Pelo andar da carruagem, os anos 2000 vão entrar para a História como aqueles que mais exploraram as relações entre esporte, educação e cultura. Exemplos de que a trinca é de ouro não faltam. Basta pensar nas outrora ultraviolentas Bogotá e Medellín, na Colômbia. As duas cidades viraram fetiche dos urbanistas de todo o planeta ao implantarem ruas fechadas para lazer e superbibliotecas ligando praças e ciclovias – muitas ciclovias. A degradação urbana tem remédio – e por remédio entenda-se uma boa área pública, acesso à leitura, escolas abertas às experiências da rua, além de agentes preparados para envolver a população em atividades que as retire da prisão domiciliar.

Parece fácil.

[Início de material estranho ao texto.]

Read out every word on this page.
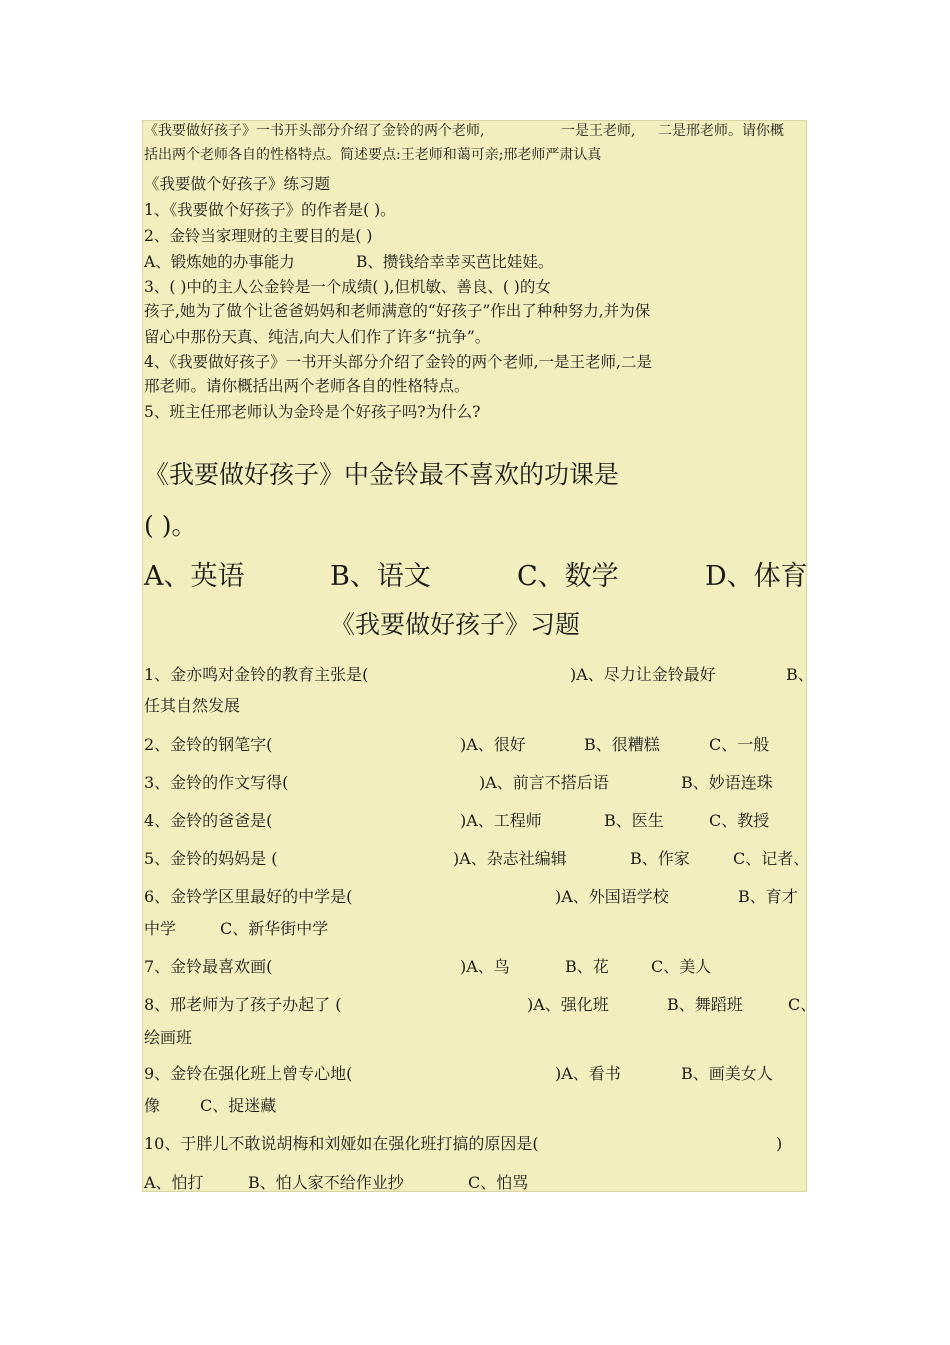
《我要做好孩子》一书开头部分介绍了金铃的两个老师,	一是王老师, 二是邢老师。请你概
括出两个老师各自的性格特点。简述要点:王老师和蔼可亲;邢老师严肃认真
《我要做个好孩子》练习题
1、《我要做个好孩子》的作者是( )。
2、金铃当家理财的主要目的是( )
A、锻炼她的办事能力	B、攒钱给幸幸买芭比娃娃。
3、( )中的主人公金铃是一个成绩( ),但机敏、善良、( )的女
孩子,她为了做个让爸爸妈妈和老师满意的“好孩子”作出了种种努力,并为保
留心中那份天真、纯洁,向大人们作了许多“抗争”。
4、《我要做好孩子》一书开头部分介绍了金铃的两个老师,一是王老师,二是
邢老师。请你概括出两个老师各自的性格特点。
5、班主任邢老师认为金玲是个好孩子吗?为什么?
《我要做好孩子》中金铃最不喜欢的功课是
( )。
A、英语	B、语文	C、数学	D、体育
《我要做好孩子》习题
1、金亦鸣对金铃的教育主张是(	)A、尽力让金铃最好	B、
任其自然发展
2、金铃的钢笔字(	)A、很好	B、很糟糕	C、一般
3、金铃的作文写得(	)A、前言不搭后语	B、妙语连珠
4、金铃的爸爸是(	)A、工程师	B、医生	C、教授
5、金铃的妈妈是 (	)A、杂志社编辑	B、作家	C、记者、
6、金铃学区里最好的中学是(	)A、外国语学校	B、育才
中学	C、新华街中学
7、金铃最喜欢画(	)A、鸟	B、花	C、美人
8、邢老师为了孩子办起了 (	)A、强化班	B、舞蹈班	C、
绘画班
9、金铃在强化班上曾专心地(	)A、看书	B、画美女人
像 C、捉迷藏
10、于胖儿不敢说胡梅和刘娅如在强化班打搞的原因是(	)
A、怕打	B、怕人家不给作业抄	C、怕骂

Parece. Pelo menos assim tem sido ao longo da campanha eleitoral deste ano. O esporte – com perdão ao trocadilho infame – virou a bola da vez. Faz-se nas tribunas uma associação quase mecânica entre o aumento do lazer e a redução da violência, esquecendo-se que a melhor zona de esportes do mundo não é garantia de paz. Há algo mais, como as próprias experiências hoje mundialmente conhecidas ensinam.

Ao longo da semana passada, a reportagem da Gazeta do Povo visitou uma dezena de áreas de lazer da capital e confirmou que não se consegue apropriação de áreas públicas apenas distribuindo jogos de camisa. O sucesso de uma praça depende de elementos tão complexos quanto a mudança de um anel viário ou coisa que valha.

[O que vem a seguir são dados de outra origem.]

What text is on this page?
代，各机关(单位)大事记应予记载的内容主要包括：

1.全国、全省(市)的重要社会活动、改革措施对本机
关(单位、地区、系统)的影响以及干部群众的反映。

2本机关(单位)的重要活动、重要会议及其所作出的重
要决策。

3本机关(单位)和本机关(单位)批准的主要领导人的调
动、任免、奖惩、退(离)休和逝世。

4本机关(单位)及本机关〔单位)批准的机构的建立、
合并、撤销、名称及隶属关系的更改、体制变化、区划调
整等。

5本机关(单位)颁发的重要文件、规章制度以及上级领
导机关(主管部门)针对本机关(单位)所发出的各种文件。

Uma importante contribuição a esse debate vem do mestre em Educação Física pela UFPR Felipe Sobczynski Gonçalves, 27 anos. Ele defendeu em março deste ano a dissertação Espaços e equipamentos de lazer da Vila Nossa Senhora da Luz: suas formas de apropriação no tempo/espaço de lazer, na qual investiga por que cargas d’água algumas das 13 praças da vila são utilizadas pela população – formada por 2,8 mil famílias – e outras não.

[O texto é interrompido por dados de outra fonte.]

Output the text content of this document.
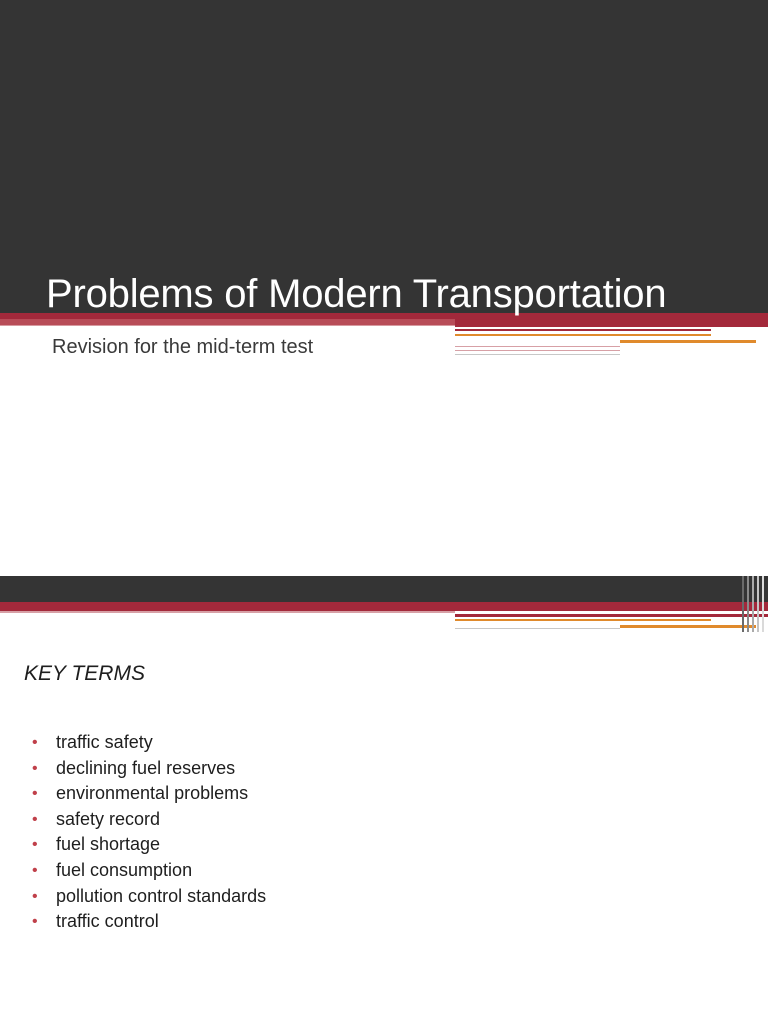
Problems of Modern Transportation
Revision for the mid-term test
KEY TERMS
•	traffic safety
•	declining fuel reserves
•	environmental problems
•	safety record
•	fuel shortage
•	fuel consumption
•	pollution control standards
•	traffic control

Ainda que a violência não seja exatamente o foco da pesquisa, ao investigar o caso da Vila Nossa Senhora da Luz, Sobczynski escolheu o local que é com folga o melhor exemplo de onde o esporte e o lazer – assim como a educação – tinham tudo para ser um fator agregador, o que, a rigor, não aconteceu. A explicação é a chave do segredo.

A vila é de 1966 e nasceu para desfavelizar Curitiba. A história, de tão propalada, já faz parte do imaginário municipal, como o episódio em que os novos moradores teriam queimado os tacos das casas para fazer fogueira nas noites de frio. O que importa aqui, contudo, é lembrar que caminhões levaram moradores dos "inferninhos" da Santa Quitéria e das áreas ocupadas da Vila Guaíra para um rincão conhecido como Barigüi do Portão. Era longe e não havia nada naquelas divisas. Mas à revelia de estar criando uma fronteira artificial para a pobreza, a vila contava com 13 praças, além de uma magnífica escola pública, o "grupão", de arquitetura e trajetória notáveis. Eis a questão.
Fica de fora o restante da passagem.